The H.H. Zimmermann Pulpit

            One of the delightful surprises of writing this blog is being found by other Willems and Zimmermann descendants.  The photos of the pulpit below were sent to me by Dennis Zimmerman who lives in Winkler, Manitoba.  He is another great-grandchild of Heinrich H. Zimmermann.  HHZ’s son Henry (1895-1977) was Dennis’ beloved grandfather.

            The pulpit is in a scale model replica of the Brotherfield Mennonite Brethren Church near Waldheim, Saskatchewan.  I’d heard that my great-grandfather Zimmermann made the pulpit for the Brotherfield MB Church, but gave it little thought.  The snapshot my dad had was dark.  I couldn’t see any details, just saw the usual pulpit shape.  I had no idea how beautiful it was until I saw these photos Dennis sent.  

            My aunts Mary Davis and Rosella Noble said that their Grandpa Zimmermann was a carpenter and made beautiful cupboards in people’s houses when he lived in Reedley.  They also said he painted flowers on them.  Those flowers can be seen on the top of the pulpit.    

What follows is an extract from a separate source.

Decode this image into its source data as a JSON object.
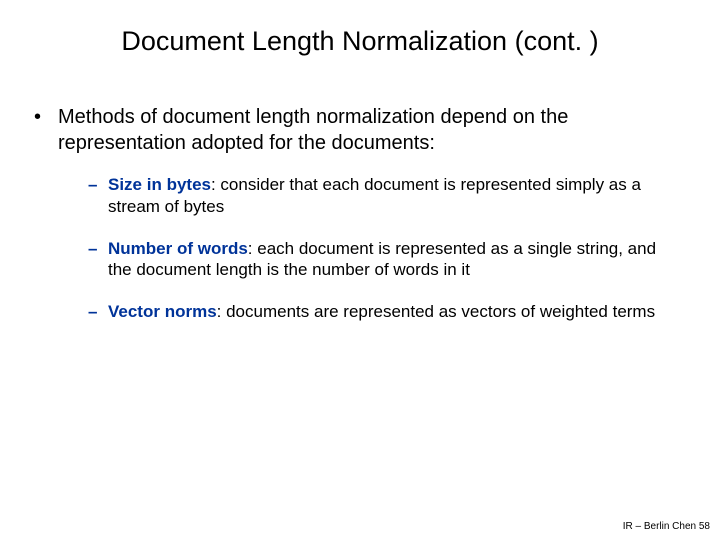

            Heinrich Zimmermann was not just a carpenter.  This pulpit is a beautiful piece of furniture, and I’m wondering if the factory where he worked in Sergejevka might not have been a furniture factory.  The Mennonites in Russia did build furniture, and this pulpit looks very much like some of the painted furniture in the book, Mennonite Furniture: A Migrant Tradition (1766-1910).[i]  I’ve not yet found mention of a furniture factory in Sergejevka, but that does not mean there wasn’t one there.   I will see if I can find out more information.

[i] Reinhild Kauenhoven Janzen & John M. Janzen, Good Books, 1991.